Slowly, reduce the water temperature to around 60 degrees Fahrenheit. Over the next few days, make sure the temperature increases gradually at a rate of three degrees per day until the fish begin spawning, which typically occurs when the temperature reaches around 68 to 74 degrees Fahrenheit.
As a prelude to breeding, the male oranda pursues the female around the aquarium, and both fish’ colors become brighter and more vivid.
When the female is receptive, the couple gyrates against each other until the female releases her eggs, which stick to the plants, smooth stones, or spawning mop by sticky threads. This can continue for several hours, and up to 10,000 eggs can be deposited.
Once the spawning is finished, remove the parents from the eggs quickly so they won’t eat them or the goldfish fry.
Health and disease
Aside from potential wen injuries and infections, orandas are pretty hardy fish. Keep the tank clean and well-maintained, and you’ll be able to prevent most problems that might occur. However, some diseases just affect any fish, especially those that are injured or weakened by stress.
Ich, or white spot disease, is the most common parasitic disease that attacks goldfish. Ich appears as a scattering of white spots on the fish’s gill, fins, and body. Affected fish flick against solid objects from the tank to help remove the irritating parasites.
Cloudy skin is caused by the Costia and Chilodonella parasites.
Fortunately, most parasitic infections can be successfully treated with antiparasitic medications you can get from your local fish store.
Flukes, fish lice (Argulus), and anchor worms can get into your aquarium — often with live food — on plants, or attached to new fish.
You can usually see these external parasites attached to your fish’s sides or gills with the naked eye.
Much like the parasites mentioned above, flukes can be treated relatively easily with over-the-counter antiparasitic medication.
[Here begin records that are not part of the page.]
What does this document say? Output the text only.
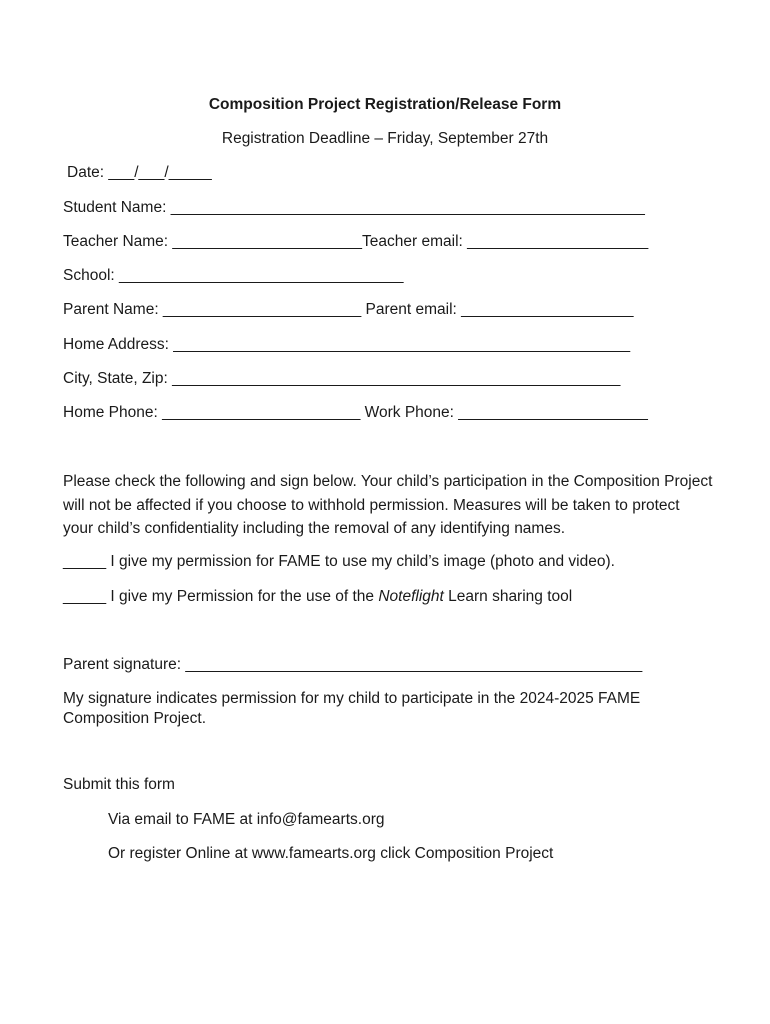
Composition Project Registration/Release Form
Registration Deadline – Friday, September 27th
Date: ___/___/_____
Student Name: _______________________________________________________
Teacher Name: ______________________Teacher email: _____________________
School: _________________________________
Parent Name: _______________________ Parent email: ____________________
Home Address: _____________________________________________________
City, State, Zip: ____________________________________________________
Home Phone: _______________________ Work Phone: ______________________
Please check the following and sign below. Your child’s participation in the Composition Project will not be affected if you choose to withhold permission. Measures will be taken to protect your child’s confidentiality including the removal of any identifying names.
_____ I give my permission for FAME to use my child’s image (photo and video).
_____ I give my Permission for the use of the Noteflight Learn sharing tool
Parent signature: _____________________________________________________
My signature indicates permission for my child to participate in the 2024-2025 FAME Composition Project.
Submit this form
Via email to FAME at info@famearts.org
Or register Online at www.famearts.org click Composition Project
Fungus usually appears on fish that are kept in tanks where the water conditions are poor, and the environment is dirty. The condition appears as whitish, fluffy patches on the fish’s face, gills, and body.
You can treat a fungal infection with an antifungal medication that you’ll find in most fish and pet stores.
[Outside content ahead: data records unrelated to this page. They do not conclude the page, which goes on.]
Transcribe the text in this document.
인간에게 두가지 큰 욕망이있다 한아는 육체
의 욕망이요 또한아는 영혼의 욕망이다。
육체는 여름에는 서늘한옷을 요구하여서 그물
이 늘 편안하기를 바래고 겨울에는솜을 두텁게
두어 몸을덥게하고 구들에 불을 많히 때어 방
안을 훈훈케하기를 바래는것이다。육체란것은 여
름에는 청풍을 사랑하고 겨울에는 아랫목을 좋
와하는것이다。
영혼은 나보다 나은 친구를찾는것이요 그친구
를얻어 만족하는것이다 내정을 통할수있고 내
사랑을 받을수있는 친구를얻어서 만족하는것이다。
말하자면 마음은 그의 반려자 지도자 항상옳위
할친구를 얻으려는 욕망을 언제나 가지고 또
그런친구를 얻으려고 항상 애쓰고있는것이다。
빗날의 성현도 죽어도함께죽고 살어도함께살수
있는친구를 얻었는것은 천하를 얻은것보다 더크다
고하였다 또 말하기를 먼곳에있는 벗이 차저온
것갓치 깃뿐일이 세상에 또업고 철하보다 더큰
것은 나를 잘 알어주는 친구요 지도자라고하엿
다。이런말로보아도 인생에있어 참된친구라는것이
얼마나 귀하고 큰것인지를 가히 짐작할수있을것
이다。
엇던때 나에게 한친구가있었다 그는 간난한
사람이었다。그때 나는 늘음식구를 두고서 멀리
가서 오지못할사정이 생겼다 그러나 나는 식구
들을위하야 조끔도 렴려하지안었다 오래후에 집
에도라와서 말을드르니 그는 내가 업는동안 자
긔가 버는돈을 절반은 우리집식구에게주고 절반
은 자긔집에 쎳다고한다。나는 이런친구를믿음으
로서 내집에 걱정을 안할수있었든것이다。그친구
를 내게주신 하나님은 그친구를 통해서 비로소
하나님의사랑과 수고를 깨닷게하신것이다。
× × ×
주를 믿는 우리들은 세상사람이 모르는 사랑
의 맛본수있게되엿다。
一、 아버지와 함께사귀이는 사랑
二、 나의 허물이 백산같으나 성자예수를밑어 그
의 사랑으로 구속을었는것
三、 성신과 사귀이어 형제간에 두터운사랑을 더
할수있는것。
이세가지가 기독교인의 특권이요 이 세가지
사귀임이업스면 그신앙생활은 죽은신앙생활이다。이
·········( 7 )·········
Although bacteria are present in most fish tanks, they only attack fish that are weak or injured. Bacterial infections usually appear as ulcers, sores, or red patches on the fish’s body, and sometimes, the fins appear bloody and shredded.
Most bacterial infections can be treated successfully with antibacterial medications.
Swim bladder disease
Swim bladder disease is an extremely common condition that affects all types of fancy goldfish. The problem is usually caused by digestive issues and incorrect feeding, although bacteria can sometimes be to blame.
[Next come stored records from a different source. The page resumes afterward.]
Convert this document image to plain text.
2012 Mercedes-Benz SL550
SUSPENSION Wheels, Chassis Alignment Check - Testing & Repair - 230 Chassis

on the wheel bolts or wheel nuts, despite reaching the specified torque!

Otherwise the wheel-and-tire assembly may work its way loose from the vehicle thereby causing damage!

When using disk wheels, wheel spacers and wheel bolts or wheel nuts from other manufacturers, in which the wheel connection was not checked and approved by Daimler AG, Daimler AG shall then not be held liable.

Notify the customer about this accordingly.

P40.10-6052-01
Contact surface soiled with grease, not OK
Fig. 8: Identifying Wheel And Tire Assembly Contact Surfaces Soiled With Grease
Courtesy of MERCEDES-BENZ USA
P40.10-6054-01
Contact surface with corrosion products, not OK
Fish with swim bladder issues can’t swim on an even keel, floating up to the surface, sinking to the substrate, or leaning over onto one side.
Starving the fish for 24 to 48 hours, then incorporating a diet of live or frozen meaty food for a few days is usually an effective treatment plan.
Oranda fish availability
Oranda goldfish are usually available in most fish and pet stores at a modest price of a few dollars each for small juveniles. However, if you want a specimen with a very unusual color or pattern or you’re looking for a larger fish, you can expect to pay up to a few hundred dollars.
Oranda goldfish are just about the most popular variety of fancy goldfish on the planet. These beautiful community fish are fairly straightforward to care for, as long as you provide clean water and house them in exceedingly well-maintained aquariums. You can also avoid many of the common diseases and problems that sometimes affect fancy goldfish by feeding your orandas a high-quality diet.